Let’s start with training. Many companies are savvy enough to provide knowledge-based training on systems, products, and policies. Some even help their reps build new skills like active listening or overcoming objections.
However, very few companies go the extra mile to teach the behaviors required for the sales process to work. Behaviors usually answer “how” questions:
How do I prospect to get the best result?
How should I ask needs-based questions, if I don’t get much time?
How do I follow up without being pushy?
We can spend all day teaching employees the feeds-and-speeds of our products or how to automate their sales process in a CRM. But if you don’t literally connect the dots between the knowledge, skills, and behaviors required to add value as a trusted partner, your team will spend a lot of time in Vendortown.
Let’s be clear: Reps don’t change behaviors after sitting through a PowerPoint presentation or a click-next-to-continue eLearning course. For reps to learn new behaviors, you must present them with training scenarios that match their day-to-day reality and let them make decisions. Only after seeing the results of their decisions—good or bad—and understanding the impact, will they be able to change their behaviors and stick with it.
Thankfully, with regard to technology, we’re seeing more companies provide iPads to their sales team. These iPads come equipped with the latest MDM software, and a few apps to help explain the features and benefits of the product assortment.
In fact, as recent as two years ago, this strategy provided demonstrable differentiation over the competition. Sales reps would show up with their shiny new iPads, swipe through a couple screens, and then stare confidently at their prospect who was entranced by the presentation. The poor guy from the competition who showed up two hours later with a printed sales sheet was doomed.
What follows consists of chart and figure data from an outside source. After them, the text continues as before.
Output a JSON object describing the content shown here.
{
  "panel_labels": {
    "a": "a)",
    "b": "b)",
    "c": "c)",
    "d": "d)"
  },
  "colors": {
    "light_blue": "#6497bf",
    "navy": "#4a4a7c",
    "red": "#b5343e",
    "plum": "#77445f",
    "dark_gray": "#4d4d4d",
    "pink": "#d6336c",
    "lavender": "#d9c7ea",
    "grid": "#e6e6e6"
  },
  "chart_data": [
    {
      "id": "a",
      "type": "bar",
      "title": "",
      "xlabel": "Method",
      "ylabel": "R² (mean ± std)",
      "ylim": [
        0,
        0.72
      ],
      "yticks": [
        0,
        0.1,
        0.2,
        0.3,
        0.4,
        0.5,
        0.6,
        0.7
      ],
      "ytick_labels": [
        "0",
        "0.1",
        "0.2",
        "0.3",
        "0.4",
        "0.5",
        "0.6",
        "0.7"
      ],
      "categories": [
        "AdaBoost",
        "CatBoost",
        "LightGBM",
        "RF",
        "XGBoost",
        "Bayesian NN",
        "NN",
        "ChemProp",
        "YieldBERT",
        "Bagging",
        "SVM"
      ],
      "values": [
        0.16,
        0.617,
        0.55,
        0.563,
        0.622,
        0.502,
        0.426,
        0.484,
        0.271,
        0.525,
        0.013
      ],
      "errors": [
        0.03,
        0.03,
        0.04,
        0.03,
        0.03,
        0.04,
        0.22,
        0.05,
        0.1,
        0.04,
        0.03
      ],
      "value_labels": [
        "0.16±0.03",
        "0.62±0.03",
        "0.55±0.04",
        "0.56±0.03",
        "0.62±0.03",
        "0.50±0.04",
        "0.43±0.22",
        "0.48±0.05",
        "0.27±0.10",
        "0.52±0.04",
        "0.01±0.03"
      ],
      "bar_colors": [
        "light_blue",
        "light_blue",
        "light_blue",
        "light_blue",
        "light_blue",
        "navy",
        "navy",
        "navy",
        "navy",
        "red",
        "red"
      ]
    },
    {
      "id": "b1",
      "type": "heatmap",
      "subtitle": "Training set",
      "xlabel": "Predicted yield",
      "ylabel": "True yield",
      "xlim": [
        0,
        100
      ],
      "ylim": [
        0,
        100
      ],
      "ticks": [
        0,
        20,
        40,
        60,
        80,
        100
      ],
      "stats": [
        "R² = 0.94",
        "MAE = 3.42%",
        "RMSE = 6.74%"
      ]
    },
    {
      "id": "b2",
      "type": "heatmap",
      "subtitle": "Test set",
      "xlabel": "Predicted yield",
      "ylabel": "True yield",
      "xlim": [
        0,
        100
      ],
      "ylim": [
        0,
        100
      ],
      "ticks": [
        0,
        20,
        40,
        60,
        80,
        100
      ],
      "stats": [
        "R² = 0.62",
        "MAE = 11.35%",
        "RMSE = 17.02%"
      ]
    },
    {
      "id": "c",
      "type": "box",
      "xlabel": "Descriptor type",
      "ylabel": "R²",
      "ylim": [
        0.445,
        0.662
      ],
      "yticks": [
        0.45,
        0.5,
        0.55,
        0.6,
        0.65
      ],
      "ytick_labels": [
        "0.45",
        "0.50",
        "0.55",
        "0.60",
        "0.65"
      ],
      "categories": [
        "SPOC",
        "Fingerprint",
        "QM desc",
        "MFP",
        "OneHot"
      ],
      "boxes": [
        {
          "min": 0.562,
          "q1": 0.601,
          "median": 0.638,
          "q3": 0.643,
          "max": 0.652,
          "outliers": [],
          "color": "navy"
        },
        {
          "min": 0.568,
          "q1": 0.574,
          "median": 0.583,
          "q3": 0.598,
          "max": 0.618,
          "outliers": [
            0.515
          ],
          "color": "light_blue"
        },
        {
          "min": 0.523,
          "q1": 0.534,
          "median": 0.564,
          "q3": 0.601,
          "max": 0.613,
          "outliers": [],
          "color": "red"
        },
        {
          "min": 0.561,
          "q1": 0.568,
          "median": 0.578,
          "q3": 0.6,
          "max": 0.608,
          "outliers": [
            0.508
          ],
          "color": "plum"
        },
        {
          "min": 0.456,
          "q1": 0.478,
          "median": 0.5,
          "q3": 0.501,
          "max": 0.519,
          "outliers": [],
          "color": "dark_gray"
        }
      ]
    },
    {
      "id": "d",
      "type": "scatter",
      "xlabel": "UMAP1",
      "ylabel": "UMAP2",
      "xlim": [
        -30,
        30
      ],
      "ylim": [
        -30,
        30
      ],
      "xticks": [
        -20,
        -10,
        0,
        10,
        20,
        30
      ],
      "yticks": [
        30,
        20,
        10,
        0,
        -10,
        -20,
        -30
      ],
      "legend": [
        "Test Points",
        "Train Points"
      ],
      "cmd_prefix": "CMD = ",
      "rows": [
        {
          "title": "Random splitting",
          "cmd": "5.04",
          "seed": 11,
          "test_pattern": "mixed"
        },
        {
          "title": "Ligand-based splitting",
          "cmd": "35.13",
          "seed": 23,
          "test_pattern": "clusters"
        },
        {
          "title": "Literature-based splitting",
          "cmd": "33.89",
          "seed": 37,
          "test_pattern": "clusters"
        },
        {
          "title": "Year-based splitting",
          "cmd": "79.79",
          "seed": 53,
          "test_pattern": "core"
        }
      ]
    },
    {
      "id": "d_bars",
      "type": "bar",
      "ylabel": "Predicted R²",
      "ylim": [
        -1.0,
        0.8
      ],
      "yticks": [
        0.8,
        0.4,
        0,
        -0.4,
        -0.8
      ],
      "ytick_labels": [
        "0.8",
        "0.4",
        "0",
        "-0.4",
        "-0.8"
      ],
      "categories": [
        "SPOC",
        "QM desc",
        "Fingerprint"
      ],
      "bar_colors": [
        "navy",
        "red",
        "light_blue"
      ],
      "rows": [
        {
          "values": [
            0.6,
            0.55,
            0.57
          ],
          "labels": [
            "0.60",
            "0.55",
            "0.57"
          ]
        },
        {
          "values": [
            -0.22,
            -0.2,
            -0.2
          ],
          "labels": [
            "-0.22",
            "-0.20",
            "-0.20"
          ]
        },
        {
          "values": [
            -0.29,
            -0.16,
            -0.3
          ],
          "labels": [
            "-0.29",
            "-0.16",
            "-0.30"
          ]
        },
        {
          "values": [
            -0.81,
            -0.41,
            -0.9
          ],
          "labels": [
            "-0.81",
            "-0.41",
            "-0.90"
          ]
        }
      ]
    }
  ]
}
It used to be about who had access to the technology. Now, it’s entirely about what you do with the technology (spoiler alert: we’re talking about apps). It’s just not enough to show up with a product assortment app, though, confidently point at the screen, and expect to close the sale. To stand out in today’s mobile-saturated sales environment, your team needs sales enablement technology that fuses the best of human and machine worlds.
Despite what conspiracy theorists will tell you, humans are still the only element in the sales process that can smile, make eye contact, intuit feelings, and laugh at bad jokes. What’s more, despite what the best sales rep will tell you, machines are still the best at providing all the product features, specs, and details at a moment’s notice. The magic comes when you combine the two.
We’re starting to see the fusion of needs-based questions and product demonstrations with intelligent algorithms and machine learning. Combining the questions your sales team would normally ask during a sale with customer segmentation and product data, intelligent algorithms can provide a custom-tailored experience that recommends the right product at the right time. In addition, it can even provide the right product demonstration materials, animations, and videos to help make the recommendation more relevant and differentiated. So, as your sales team asks more questions and refines the recommendations, machine learning can actually influence your corporate strategy and suggest ways to improve your go-to-market strategy.
Goodbye Vendortown. Hello Partnerland.
I’m realistic enough to know that this sales enablement stuff isn’t easy. I’m reminded of an excerpt from a book by Ben Horowitz, one of my favorite authors and inspirational CEOs: “There is no silver bullet…we are going to have to use a lot of lead bullets.”
Bottom line: Consider a well-tuned sales enablement program that combines world-class training on knowledge, skills, and behaviors with the smartest sales enablement technology, to be your arsenal. With any luck (and lots of persistence), you’ll make it past the 5.4 and be well on your way to Partnerland.